Think Like a Bumblebee Train Like a Racehorse
Some would argue that psychology in sport is equally as important as skill and conditioning. You see examples of it everywhere. The underdog triumphing over the favorite. Carlos Sastre‘s Tour de France winning time trial. Liverpools 2014 winning streak and Manchester Uniteds fall from grace.
Times when quantifiable performance attributes and statistics become null and void due to the grey matter that is sports psychology. But how does one exactly describe or even prescribe a dose of sporting psychological grey matter to the typical athlete?
How else but with animal metaphors 🙂
There is a fantastic story about bumblebees and racehorses that I want to share with you. It’s a story that every single athlete of any sport or any level can absolutely take something away from it. I am unsure of the origin, or even the factual accuracies, it doesn’t matter, it makes for a good tale.
Think like a bumblebee, train like a horse
A long time ago in a galaxy far far away…. ok well lets say ‘a few years ago’, a group of scientists took interest in the humble bumblebee. They believed the bumblebees incredible flying abilities could unlock secrets to flying and maneuvering in outer space.

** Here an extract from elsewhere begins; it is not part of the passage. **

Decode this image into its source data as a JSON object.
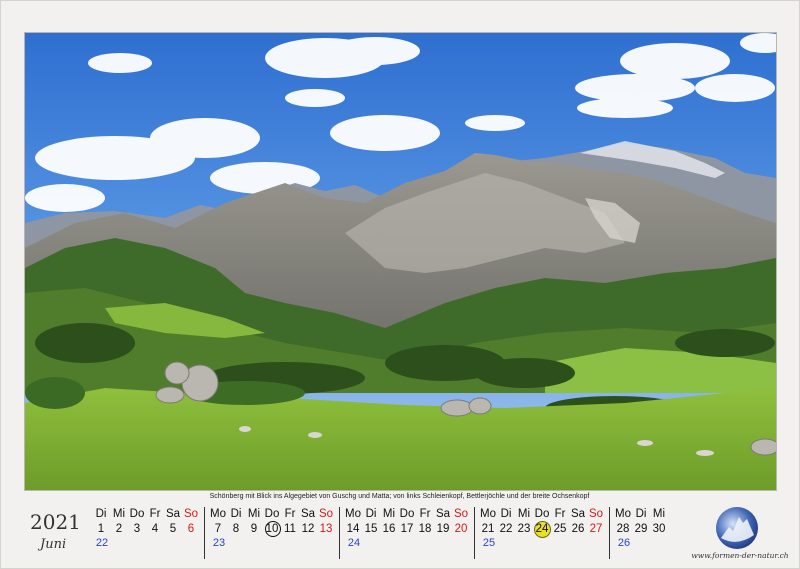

Many questions were asked of the bumblebee
How do their relatively small wings produce enough lift for their over sized hairy bodies?

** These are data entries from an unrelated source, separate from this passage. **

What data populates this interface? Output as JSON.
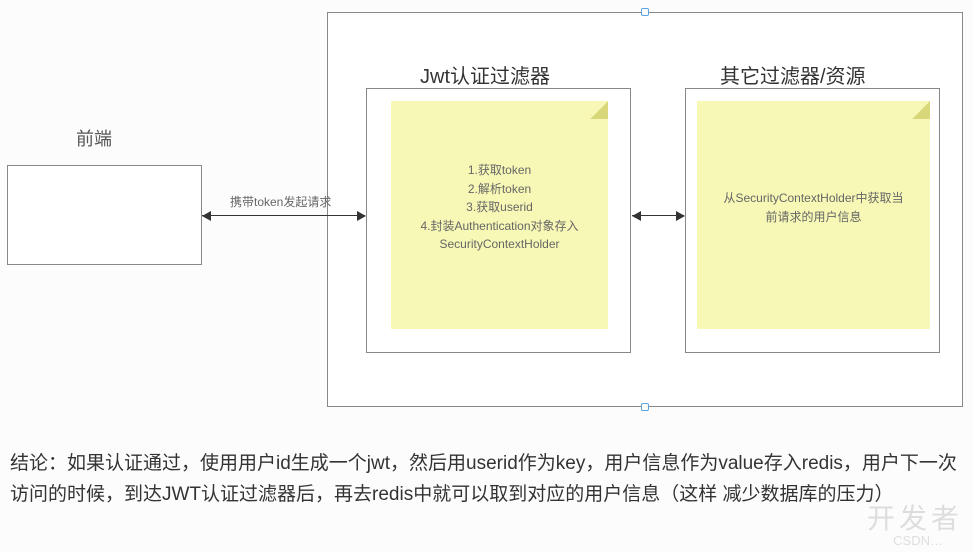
{
  "nodes": {
    "frontend": "前端",
    "jwt_filter": "Jwt认证过滤器",
    "other_filter": "其它过滤器/资源"
  },
  "note1": {
    "lines": [
      "1.获取token",
      "2.解析token",
      "3.获取userid",
      "4.封装Authentication对象存入",
      "SecurityContextHolder"
    ]
  },
  "note2": {
    "lines": [
      "从SecurityContextHolder中获取当",
      "前请求的用户信息"
    ]
  },
  "arrows": {
    "frontend_to_filter": "携带token发起请求"
  },
  "caption": "结论：如果认证通过，使用用户id生成一个jwt，然后用userid作为key，用户信息作为value存入redis，用户下一次访问的时候，到达JWT认证过滤器后，再去redis中就可以取到对应的用户信息（这样 减少数据库的压力）",
  "watermarks": {
    "brand": "开发者",
    "small": "CSDN…"
  },
  "chart_data": {
    "type": "diagram",
    "nodes": [
      {
        "id": "frontend",
        "label": "前端"
      },
      {
        "id": "container",
        "label": "",
        "children": [
          "jwt_filter_box",
          "other_filter_box"
        ]
      },
      {
        "id": "jwt_filter_box",
        "label": "Jwt认证过滤器",
        "content": [
          "1.获取token",
          "2.解析token",
          "3.获取userid",
          "4.封装Authentication对象存入",
          "SecurityContextHolder"
        ]
      },
      {
        "id": "other_filter_box",
        "label": "其它过滤器/资源",
        "content": [
          "从SecurityContextHolder中获取当前请求的用户信息"
        ]
      }
    ],
    "edges": [
      {
        "from": "frontend",
        "to": "jwt_filter_box",
        "label": "携带token发起请求",
        "bidirectional": true
      },
      {
        "from": "jwt_filter_box",
        "to": "other_filter_box",
        "bidirectional": true
      }
    ]
  }
}
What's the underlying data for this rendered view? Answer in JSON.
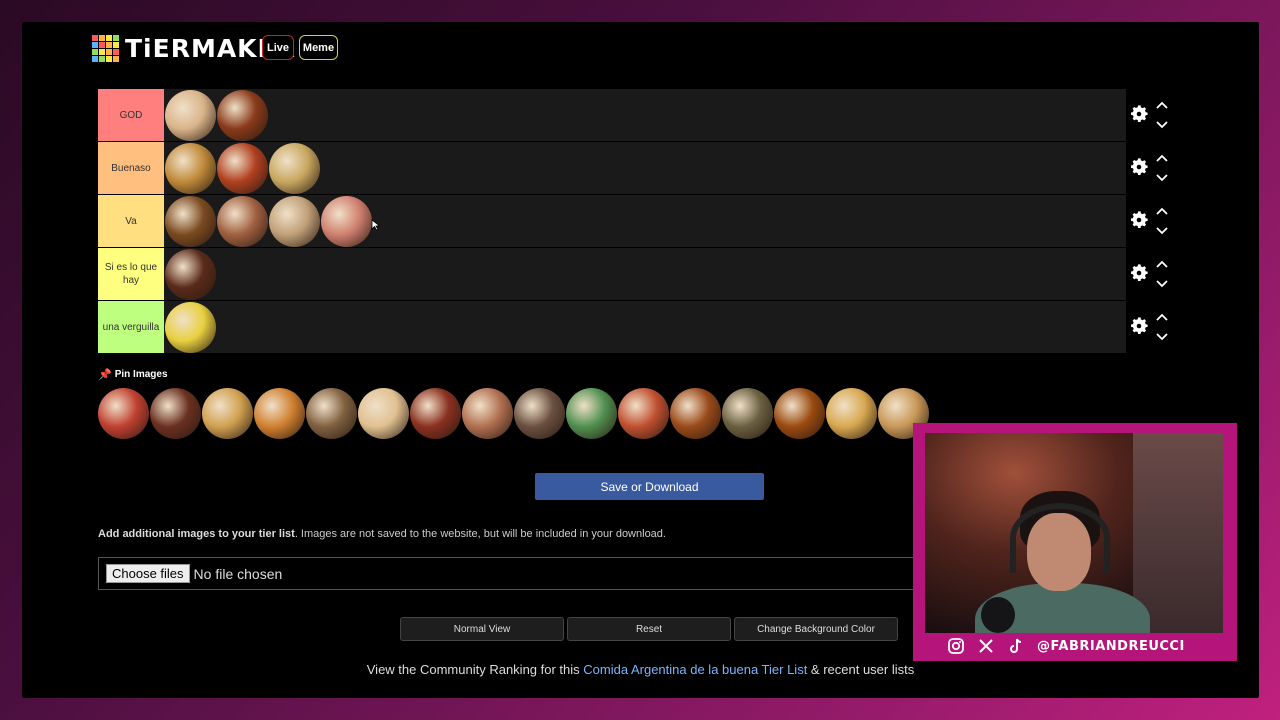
{
  "header": {
    "logo_text": "TiERMAKER",
    "logo_colors": [
      "#ff5a5a",
      "#ffb24a",
      "#ffe64a",
      "#8ee05a",
      "#5ab4ff",
      "#ff5a5a",
      "#ffb24a",
      "#ffe64a",
      "#8ee05a",
      "#ffe64a",
      "#ffb24a",
      "#ff5a5a",
      "#5ab4ff",
      "#8ee05a",
      "#ffe64a",
      "#ffb24a"
    ],
    "live_label": "Live",
    "meme_label": "Meme"
  },
  "tiers": [
    {
      "label": "GOD",
      "color": "#ff7f7f",
      "items": [
        "#d9b48a",
        "#8a3a1a"
      ]
    },
    {
      "label": "Buenaso",
      "color": "#ffbf7f",
      "items": [
        "#c08a3a",
        "#b04020",
        "#c8a860"
      ]
    },
    {
      "label": "Va",
      "color": "#ffdf7f",
      "items": [
        "#7a4a20",
        "#a06040",
        "#c0a078",
        "#d08070"
      ]
    },
    {
      "label": "Si es lo que hay",
      "color": "#ffff7f",
      "items": [
        "#5a2a1a"
      ]
    },
    {
      "label": "una verguilla",
      "color": "#bfff7f",
      "items": [
        "#e8d040"
      ]
    }
  ],
  "pin_label": "Pin Images",
  "pool": [
    "#c04030",
    "#6a3020",
    "#d0a050",
    "#d08030",
    "#806040",
    "#e0c090",
    "#8a3020",
    "#b07050",
    "#6a5040",
    "#509050",
    "#c05030",
    "#9a4a1a",
    "#6a6040",
    "#9a4a10",
    "#d8a850",
    "#c89858"
  ],
  "save_label": "Save or Download",
  "info": {
    "bold": "Add additional images to your tier list",
    "rest": ". Images are not saved to the website, but will be included in your download."
  },
  "file_input": {
    "button": "Choose files",
    "status": "No file chosen"
  },
  "view_buttons": [
    "Normal View",
    "Reset",
    "Change Background Color"
  ],
  "community": {
    "prefix": "View the Community Ranking for this ",
    "link": "Comida Argentina de la buena Tier List",
    "suffix": " & recent user lists"
  },
  "webcam": {
    "handle": "@FABRIANDREUCCI",
    "social_icons": [
      "instagram-icon",
      "x-icon",
      "tiktok-icon"
    ]
  }
}
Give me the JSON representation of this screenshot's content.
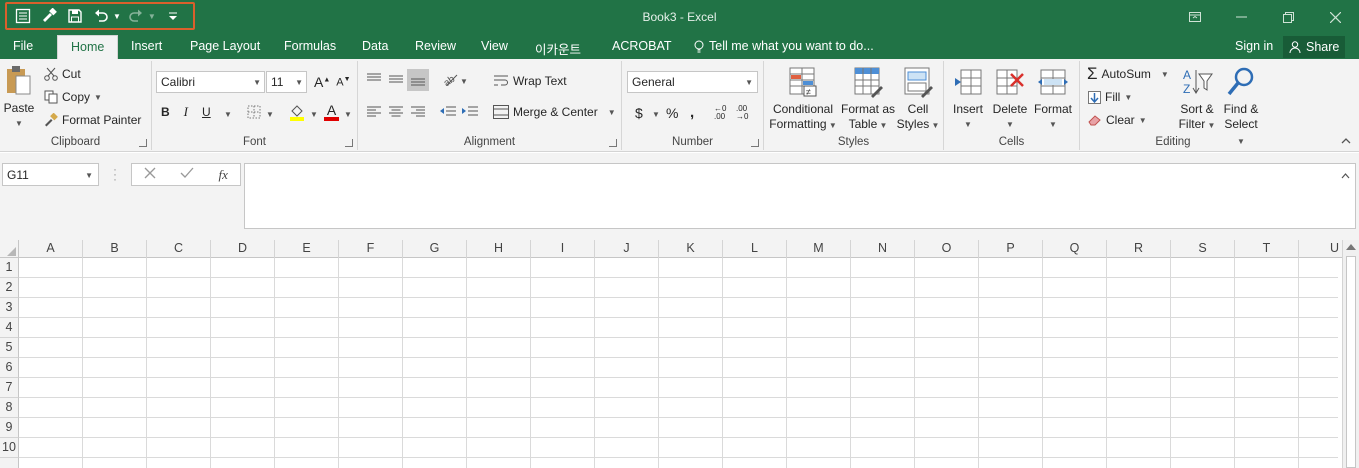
{
  "window": {
    "title": "Book3 - Excel"
  },
  "tabs": [
    {
      "label": "File"
    },
    {
      "label": "Home"
    },
    {
      "label": "Insert"
    },
    {
      "label": "Page Layout"
    },
    {
      "label": "Formulas"
    },
    {
      "label": "Data"
    },
    {
      "label": "Review"
    },
    {
      "label": "View"
    },
    {
      "label": "이카운트"
    },
    {
      "label": "ACROBAT"
    }
  ],
  "tellme": "Tell me what you want to do...",
  "signin": "Sign in",
  "share": "Share",
  "clipboard": {
    "paste": "Paste",
    "cut": "Cut",
    "copy": "Copy",
    "format_painter": "Format Painter",
    "label": "Clipboard"
  },
  "font": {
    "name": "Calibri",
    "size": "11",
    "bold": "B",
    "italic": "I",
    "underline": "U",
    "font_color_glyph": "A",
    "label": "Font"
  },
  "alignment": {
    "wrap": "Wrap Text",
    "merge": "Merge & Center",
    "label": "Alignment"
  },
  "number": {
    "format": "General",
    "label": "Number"
  },
  "styles": {
    "cond1": "Conditional",
    "cond2": "Formatting",
    "fmt1": "Format as",
    "fmt2": "Table",
    "cell1": "Cell",
    "cell2": "Styles",
    "label": "Styles"
  },
  "cells": {
    "insert": "Insert",
    "delete": "Delete",
    "format": "Format",
    "label": "Cells"
  },
  "editing": {
    "autosum": "AutoSum",
    "fill": "Fill",
    "clear": "Clear",
    "sort1": "Sort &",
    "sort2": "Filter",
    "find1": "Find &",
    "find2": "Select",
    "label": "Editing"
  },
  "namebox": "G11",
  "columns": [
    "A",
    "B",
    "C",
    "D",
    "E",
    "F",
    "G",
    "H",
    "I",
    "J",
    "K",
    "L",
    "M",
    "N",
    "O",
    "P",
    "Q",
    "R",
    "S",
    "T",
    "U"
  ],
  "rows": [
    "1",
    "2",
    "3",
    "4",
    "5",
    "6",
    "7",
    "8",
    "9",
    "10"
  ],
  "colors": {
    "accent": "#217346",
    "highlight_box": "#d9602c"
  }
}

How could their round bodies and awkward body position when flying, defy so many aerodynamic principles, yet have the aerial agility and precision like no other?
After weeks and weeks of tests, studies and cups of coffee, the scientists made their conclusion:
“Bumblebees are not capable of flight”
Luckily for the bumblebees, no one told them they couldn’t fly, so they just went about flying around as usual. The best minds in science had concluded that the poor bumblebee could not physically fly, but the bumblebees believed they could so they did.
(Please no one tell them the truth!)
Already I can see you putting two and two together to see how this relates to your own athletic abilities. It highlights that one of the most important pieces of the sporting success puzzle is your capacity to succeed and your ability to believe in yourself.
Henry Ford said something like:
“If you think you can or you think you can’t… you’re probably right”
The bumblebee thinks it can fly, so it does.
But what about the racehorse?
Well, they are not too different to you and I. They train to a periodization plan. They do specific endurance and interval training. They eat a performance based diet and even use heart rate monitors!
Psychologically though, they are very different
Racehorses never question their training and preparation.
When prescribed a training plan, they follow it without question.
They don’t go out to cram last minute training in because they are worried they haven’t done enough.
They don’t get down in the dumps after a poor race performance.
At the starting gates they get nervous like us, but they aren’t judging the other horses by the size of their ‘calf muscles’ or their shiny coats. They know they are there to give their all and that’s all that matters. They aren’t affected by guessing what will happen during and after the race.
They are just free to run as fast as they can
The racehorse lives for one thing. To get faster. The horse is solely focused on this and the results just take care of themselves.
To succeed in sport, the first thing you need to do is believe in yourself. Just like the bumblebee. If you don’t believe in yourself and your capacity to succeed, all the physical training in the world won’t help you.
You also need to have the focus of a racehorse. Dedication and trust in your training. This is especially hard when you are doing a periodized training plan. You need to stick to the plan and trust it. Just because you are not seeing immediate benefits, doesn’t mean it’s not working.
Trying new things and chopping and changing diets and training after every poor performance is a shortcut to failure. Don’t be distracted by all the ancillary aspects of your sport. Remember…
The main thing is to keep the main thing the main thing
Get faster, get better, do your best. The results will take care of itself.